Robust Finetuning of Vision-Language-Action Robot Policies via Parameter Merging
Yajat Yadav, Zhiyuan Zhou, Andrew Wagenmaker, Karl Pertsch, Sergey Levine
TL;DR
Generalist robot policies generalize across diverse environments but struggle when fine-tuned on limited demonstrations. RETAIN addresses this by linearly interpolating pretrained and finetuned policy weights, with extensions for co-finetuning and modality-specific merging, to preserve generalist capabilities while learning a new task. Across real-world and simulated experiments, RETAIN improves out-of-distribution generalization on the new task and retains generalist skills, with performance that scales with more pretraining data and supports continual learning of multiple skills. The approach offers a simple, effective, and scalable solution for robust finetuning in low-data regimes, enabling lifelong skill acquisition without catastrophic forgetting.
Abstract
Generalist robot policies, trained on large and diverse datasets, have demonstrated the ability to generalize across a wide spectrum of behaviors, enabling a single policy to act in varied real-world environments. However, they still fall short on new tasks not covered in the training data. When finetuned on limited demonstrations of a new task, these policies often overfit to the specific demonstrations--not only losing their prior abilities to solve a wide variety of generalist tasks but also failing to generalize within the new task itself. In this work, we aim to develop a method that preserves the generalization capabilities of the generalist policy during finetuning, allowing a single policy to robustly incorporate a new skill into its repertoire. Our goal is a single policy that both learns to generalize to variations of the new task and retains the broad competencies gained from pretraining.

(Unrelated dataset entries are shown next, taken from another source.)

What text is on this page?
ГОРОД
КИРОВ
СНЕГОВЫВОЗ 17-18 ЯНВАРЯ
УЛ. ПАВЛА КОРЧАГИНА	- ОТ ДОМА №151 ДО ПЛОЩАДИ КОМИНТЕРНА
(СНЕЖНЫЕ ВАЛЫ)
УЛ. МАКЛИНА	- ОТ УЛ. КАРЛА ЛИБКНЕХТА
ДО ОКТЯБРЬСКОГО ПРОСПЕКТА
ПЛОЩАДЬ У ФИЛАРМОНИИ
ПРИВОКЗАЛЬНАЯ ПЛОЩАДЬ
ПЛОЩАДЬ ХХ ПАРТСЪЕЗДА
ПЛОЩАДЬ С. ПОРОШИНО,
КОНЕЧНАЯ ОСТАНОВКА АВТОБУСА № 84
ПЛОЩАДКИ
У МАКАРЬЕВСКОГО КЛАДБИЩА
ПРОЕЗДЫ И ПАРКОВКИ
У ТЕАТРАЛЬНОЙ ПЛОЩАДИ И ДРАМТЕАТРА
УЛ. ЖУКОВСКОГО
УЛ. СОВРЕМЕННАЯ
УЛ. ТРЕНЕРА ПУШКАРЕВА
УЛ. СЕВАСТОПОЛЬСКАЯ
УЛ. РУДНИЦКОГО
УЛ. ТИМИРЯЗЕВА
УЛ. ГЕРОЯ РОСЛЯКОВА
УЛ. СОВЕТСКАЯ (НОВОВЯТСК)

We show that this can be achieved through a simple yet effective strategy: interpolating the weights of a finetuned model with that of the pretrained model. We show, across extensive simulated and real-world experiments, that such model merging produces a single model that inherits the generalist abilities of the base model and learns to solve the new task robustly, outperforming both the pretrained and finetuned model on out-of-distribution variations of the new task. Moreover, we show that model merging performance scales with the amount of pretraining data, and enables continual acquisition of new skills in a lifelong learning setting, without sacrificing previously learned generalist abilities.